By Alexander Britell

Panama has long flown under the radar as a rum power, something that has begun to change in recent years thanks to marques like Don Pancho (the brainchild of former Havana Club blender Don Pancho Fernandez) and Ron Abuelo, the latter the country’s flagship brand.

The country has typically produced fuller-bodied dark rums typically joined together by a unique, somewhat dry finish.

It’s that, let’s call “unique” finish, that has been, to me, the achilles heel for some top-level Panamian rums — and something that seems to have been answered directly by a new release from Abuelo.

Its called the Finish Collection, and it includes a portfolio of three expressions, each taking rums aged in oak casks and finishing them in either former sherry, cognac or tawny port casks.
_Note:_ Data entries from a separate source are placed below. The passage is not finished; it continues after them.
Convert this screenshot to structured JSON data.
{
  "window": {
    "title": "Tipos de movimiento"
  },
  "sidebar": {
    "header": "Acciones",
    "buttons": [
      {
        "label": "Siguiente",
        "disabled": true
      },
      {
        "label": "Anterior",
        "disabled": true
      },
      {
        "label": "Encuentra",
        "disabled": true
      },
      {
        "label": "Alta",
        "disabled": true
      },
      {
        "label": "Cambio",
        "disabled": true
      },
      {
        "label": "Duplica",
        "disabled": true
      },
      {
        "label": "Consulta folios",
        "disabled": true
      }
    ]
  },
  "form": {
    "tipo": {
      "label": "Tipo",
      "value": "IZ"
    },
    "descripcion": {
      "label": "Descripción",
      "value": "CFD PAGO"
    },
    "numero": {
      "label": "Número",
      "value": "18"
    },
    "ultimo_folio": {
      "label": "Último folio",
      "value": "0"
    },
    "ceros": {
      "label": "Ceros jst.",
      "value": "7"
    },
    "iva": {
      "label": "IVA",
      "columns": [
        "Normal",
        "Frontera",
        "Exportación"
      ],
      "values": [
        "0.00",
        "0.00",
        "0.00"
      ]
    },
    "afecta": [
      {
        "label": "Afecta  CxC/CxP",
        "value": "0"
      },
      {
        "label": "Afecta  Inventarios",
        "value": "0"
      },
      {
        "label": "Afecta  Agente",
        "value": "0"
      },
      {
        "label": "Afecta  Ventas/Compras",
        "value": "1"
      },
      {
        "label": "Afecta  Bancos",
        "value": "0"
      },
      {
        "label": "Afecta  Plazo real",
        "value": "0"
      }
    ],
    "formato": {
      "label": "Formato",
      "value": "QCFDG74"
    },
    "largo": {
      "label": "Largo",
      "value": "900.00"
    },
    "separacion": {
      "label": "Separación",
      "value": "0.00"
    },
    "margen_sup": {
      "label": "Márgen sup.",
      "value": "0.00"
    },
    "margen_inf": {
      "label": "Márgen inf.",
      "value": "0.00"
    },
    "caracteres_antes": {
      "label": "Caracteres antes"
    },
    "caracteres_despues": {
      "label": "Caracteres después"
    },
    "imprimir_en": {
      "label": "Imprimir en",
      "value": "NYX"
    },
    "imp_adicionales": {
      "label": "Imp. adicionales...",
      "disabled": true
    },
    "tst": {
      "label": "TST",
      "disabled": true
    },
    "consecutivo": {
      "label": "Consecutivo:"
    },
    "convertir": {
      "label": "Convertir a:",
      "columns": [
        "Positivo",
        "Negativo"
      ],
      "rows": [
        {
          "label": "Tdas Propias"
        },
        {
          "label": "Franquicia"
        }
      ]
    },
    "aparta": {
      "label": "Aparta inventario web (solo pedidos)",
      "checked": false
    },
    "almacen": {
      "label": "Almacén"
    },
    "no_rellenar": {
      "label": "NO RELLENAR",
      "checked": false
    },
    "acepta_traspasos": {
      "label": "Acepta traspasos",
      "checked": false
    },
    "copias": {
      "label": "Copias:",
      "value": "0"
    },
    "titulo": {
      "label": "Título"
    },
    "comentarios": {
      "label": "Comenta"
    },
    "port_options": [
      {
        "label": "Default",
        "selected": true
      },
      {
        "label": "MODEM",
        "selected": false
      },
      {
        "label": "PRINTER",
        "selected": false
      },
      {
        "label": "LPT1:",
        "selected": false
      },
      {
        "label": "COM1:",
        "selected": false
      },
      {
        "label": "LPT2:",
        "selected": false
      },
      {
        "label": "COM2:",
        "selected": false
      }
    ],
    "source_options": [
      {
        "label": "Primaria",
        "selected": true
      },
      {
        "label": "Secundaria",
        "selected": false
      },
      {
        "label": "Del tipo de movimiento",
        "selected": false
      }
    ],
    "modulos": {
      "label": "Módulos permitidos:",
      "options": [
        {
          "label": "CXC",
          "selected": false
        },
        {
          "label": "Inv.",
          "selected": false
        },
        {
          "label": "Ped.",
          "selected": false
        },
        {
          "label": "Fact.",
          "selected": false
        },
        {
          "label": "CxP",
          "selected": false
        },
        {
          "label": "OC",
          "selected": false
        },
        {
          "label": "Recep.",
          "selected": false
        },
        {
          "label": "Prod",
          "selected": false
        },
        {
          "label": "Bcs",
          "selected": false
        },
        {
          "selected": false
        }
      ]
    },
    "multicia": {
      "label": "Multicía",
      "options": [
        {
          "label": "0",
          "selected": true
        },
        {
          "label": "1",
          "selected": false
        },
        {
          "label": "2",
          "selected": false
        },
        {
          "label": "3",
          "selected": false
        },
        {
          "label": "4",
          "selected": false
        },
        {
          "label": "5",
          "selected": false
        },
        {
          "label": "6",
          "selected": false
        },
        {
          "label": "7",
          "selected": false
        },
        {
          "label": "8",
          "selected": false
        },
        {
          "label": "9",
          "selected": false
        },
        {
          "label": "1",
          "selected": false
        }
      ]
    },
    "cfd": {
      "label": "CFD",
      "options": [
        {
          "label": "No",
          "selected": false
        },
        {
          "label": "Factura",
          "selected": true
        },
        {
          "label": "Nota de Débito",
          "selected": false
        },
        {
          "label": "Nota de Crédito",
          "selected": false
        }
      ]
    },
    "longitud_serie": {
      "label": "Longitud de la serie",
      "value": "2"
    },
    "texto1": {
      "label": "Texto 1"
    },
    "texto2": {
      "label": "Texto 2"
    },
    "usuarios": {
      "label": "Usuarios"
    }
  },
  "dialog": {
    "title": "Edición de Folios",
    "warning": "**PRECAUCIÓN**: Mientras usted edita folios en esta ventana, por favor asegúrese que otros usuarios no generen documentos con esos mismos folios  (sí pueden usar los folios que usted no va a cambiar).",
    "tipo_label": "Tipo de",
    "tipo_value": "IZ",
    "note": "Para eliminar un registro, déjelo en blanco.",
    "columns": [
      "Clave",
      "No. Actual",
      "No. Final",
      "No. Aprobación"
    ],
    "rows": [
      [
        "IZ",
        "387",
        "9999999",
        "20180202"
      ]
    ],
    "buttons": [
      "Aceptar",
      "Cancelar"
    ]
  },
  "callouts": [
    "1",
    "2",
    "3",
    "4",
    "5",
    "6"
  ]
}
The result is the classic, robust Ron Abuelo with a very different finish.

And it’s rather good.

I tried the Tawny Port Cask Finish, a dark amber rum with an aroma marked by a strong note of caramel, revealing a whisper of black cherry and candied fruit and a hint of oak.

The flavor profile has a hint of spice, enveloped by notes of dark chocolate, candied fruit, brown sugar, vanilla and, not unsurprisingly, a strong note of port wine. As you sip, you can begin to rediscover that classic dry Panamanian finish — but it becomes a small note in the symphony.

This is a very tasty, sweet rum that has the character you expect from Abuelo with a rounded, velvety finish. It also makes for a terrific digestif.

Rum Journal Rating: 92 points.

— Alexander Britell, who founded Rum Journal in 2012, is one of the world’s top experts on Caribbean rum.